Арнольдик стоял, подняв руки вверх и не спускал глаз с ладони владимирского милиционера, в которой была его медаль.
- Что же ты так, фронтовик? - спросил милиционер. - Вернулся, не посмотрел как следует. Знал же, что должна быть засада.
- Я эту медаль кровью оплатил. Она мне дороже всех наград. Да тебе не понять. Молодой ты, - устало ответил ему Арнольдик.
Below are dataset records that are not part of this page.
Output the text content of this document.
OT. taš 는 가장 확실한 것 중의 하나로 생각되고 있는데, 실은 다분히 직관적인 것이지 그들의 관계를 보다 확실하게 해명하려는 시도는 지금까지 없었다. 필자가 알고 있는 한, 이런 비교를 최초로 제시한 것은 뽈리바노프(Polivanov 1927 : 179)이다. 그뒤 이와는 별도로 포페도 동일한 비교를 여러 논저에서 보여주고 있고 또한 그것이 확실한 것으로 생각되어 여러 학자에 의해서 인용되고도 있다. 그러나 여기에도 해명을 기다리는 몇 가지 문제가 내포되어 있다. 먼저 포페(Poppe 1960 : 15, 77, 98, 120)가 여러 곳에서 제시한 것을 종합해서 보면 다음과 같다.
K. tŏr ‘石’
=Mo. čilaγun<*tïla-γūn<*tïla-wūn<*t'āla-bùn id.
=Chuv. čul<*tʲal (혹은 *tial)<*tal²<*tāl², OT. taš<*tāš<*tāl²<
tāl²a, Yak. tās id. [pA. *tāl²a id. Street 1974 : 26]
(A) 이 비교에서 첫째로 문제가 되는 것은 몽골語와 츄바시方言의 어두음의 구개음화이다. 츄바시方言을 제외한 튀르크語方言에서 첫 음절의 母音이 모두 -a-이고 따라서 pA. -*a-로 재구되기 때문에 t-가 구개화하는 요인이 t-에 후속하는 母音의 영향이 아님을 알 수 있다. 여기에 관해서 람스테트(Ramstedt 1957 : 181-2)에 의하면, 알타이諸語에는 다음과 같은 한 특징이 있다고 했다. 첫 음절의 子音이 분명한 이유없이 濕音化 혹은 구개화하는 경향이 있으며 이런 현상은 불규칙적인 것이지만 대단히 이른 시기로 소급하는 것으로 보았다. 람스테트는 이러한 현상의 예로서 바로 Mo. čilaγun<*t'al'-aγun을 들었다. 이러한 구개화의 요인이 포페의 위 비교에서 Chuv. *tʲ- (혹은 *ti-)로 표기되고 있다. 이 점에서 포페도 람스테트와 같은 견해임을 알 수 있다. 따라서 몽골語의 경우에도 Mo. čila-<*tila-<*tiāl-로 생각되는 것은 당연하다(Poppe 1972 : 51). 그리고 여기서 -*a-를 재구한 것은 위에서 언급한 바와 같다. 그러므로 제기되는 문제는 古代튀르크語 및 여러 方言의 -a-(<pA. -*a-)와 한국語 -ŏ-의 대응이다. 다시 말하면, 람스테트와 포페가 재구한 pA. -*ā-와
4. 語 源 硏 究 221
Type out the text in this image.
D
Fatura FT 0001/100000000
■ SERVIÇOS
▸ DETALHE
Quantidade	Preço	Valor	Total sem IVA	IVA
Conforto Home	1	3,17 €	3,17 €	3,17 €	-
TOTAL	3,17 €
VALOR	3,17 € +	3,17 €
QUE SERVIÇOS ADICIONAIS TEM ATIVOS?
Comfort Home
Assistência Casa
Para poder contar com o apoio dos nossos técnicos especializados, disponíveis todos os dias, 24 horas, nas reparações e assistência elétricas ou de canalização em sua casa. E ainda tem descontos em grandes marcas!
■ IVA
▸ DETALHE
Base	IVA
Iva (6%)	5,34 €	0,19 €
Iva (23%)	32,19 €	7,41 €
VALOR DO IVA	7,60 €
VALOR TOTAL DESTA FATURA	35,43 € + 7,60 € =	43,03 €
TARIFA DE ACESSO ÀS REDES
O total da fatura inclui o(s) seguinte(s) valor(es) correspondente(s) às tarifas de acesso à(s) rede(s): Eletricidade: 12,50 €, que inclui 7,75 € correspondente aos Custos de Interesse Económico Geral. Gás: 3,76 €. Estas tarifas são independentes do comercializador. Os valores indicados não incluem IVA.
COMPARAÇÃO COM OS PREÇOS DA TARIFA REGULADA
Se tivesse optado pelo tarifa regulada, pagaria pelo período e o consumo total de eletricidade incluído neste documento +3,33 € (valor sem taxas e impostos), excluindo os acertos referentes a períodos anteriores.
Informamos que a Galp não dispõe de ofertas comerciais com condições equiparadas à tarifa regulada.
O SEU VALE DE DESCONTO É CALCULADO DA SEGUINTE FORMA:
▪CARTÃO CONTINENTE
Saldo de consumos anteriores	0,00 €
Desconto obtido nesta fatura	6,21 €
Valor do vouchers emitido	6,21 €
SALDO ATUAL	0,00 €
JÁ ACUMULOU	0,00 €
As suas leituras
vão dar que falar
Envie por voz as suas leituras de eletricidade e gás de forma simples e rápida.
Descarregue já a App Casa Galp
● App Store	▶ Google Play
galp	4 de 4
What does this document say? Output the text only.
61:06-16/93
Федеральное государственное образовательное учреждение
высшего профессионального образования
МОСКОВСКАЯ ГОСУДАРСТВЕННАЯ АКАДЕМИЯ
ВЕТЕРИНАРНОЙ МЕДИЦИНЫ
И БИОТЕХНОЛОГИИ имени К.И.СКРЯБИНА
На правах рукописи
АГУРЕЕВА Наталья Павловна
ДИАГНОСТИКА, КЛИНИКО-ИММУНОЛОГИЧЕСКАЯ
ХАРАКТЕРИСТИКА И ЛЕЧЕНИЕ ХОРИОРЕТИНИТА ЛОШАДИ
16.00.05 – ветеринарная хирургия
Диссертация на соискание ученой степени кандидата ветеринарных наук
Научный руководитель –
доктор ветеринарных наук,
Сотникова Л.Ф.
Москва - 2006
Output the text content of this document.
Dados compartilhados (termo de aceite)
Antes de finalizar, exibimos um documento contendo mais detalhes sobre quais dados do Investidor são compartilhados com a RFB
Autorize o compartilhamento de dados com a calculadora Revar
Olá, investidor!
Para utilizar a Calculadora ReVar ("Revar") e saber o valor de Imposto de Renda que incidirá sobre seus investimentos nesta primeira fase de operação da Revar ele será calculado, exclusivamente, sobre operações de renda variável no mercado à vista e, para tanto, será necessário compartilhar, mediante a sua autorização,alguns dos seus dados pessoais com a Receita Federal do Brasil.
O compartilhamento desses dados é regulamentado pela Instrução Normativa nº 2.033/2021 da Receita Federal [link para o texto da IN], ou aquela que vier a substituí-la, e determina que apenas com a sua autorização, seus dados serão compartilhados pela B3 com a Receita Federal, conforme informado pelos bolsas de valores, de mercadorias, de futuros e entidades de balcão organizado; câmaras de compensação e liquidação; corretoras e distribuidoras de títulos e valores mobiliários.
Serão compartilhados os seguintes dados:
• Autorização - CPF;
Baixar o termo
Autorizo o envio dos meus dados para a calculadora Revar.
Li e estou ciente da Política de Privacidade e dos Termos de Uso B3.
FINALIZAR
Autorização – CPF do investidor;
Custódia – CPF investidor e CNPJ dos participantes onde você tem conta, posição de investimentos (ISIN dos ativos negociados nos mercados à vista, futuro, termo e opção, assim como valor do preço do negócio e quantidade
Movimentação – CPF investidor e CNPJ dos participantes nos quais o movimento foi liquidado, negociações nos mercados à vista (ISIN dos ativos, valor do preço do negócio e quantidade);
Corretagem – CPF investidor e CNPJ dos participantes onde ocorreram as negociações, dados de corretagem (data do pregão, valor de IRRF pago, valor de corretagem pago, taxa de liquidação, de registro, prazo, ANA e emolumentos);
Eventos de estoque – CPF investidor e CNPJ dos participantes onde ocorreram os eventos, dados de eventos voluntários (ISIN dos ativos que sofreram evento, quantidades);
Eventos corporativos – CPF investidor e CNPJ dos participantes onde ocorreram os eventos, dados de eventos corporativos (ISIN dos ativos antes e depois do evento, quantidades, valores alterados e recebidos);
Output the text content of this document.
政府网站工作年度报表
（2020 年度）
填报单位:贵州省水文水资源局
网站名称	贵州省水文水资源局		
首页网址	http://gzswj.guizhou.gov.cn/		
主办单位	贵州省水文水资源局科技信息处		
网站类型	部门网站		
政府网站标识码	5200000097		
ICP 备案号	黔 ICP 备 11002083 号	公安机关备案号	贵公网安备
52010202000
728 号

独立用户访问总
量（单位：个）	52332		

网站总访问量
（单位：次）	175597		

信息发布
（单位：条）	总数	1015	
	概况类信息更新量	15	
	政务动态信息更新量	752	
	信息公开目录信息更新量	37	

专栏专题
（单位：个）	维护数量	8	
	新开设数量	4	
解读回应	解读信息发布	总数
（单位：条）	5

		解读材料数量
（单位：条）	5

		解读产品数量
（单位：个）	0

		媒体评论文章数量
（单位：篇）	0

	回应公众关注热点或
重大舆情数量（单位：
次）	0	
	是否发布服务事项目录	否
- Почему же мне не понять? - вроде как даже обиделся милиционер. - У моего деда точно такая была. Умер дед два года назад. У нас в доме его пиджак на стуле дедовом любимом висит. А на пиджаке - награды его. А на стенке, над стулом этим, портрет деда. Молоденький он там. Под конец жизни все удивлялся: как же, мол, так, мы фашистов победили, а нас собственное государство, которое мы защищали, на колени ставит, да унижает всячески, а ко Дню Победы нам подарки Германия шлет? Так он и не понял.
Милиционер помолчал, посопел носом.
- На, дед, забирай медаль свою отважную, да беги скорее отсюда. Не верю я, что ты что-то плохое задумал. Никому и ничему я не верю. Начальство пьет, взятки почти открыто берет. Деловых трогать не велят. Бандиты в городе как хозяева, с начальством нашим ручкаются. Хотя бы ты, дед, скажи мне, что происходит? Может ты знаешь?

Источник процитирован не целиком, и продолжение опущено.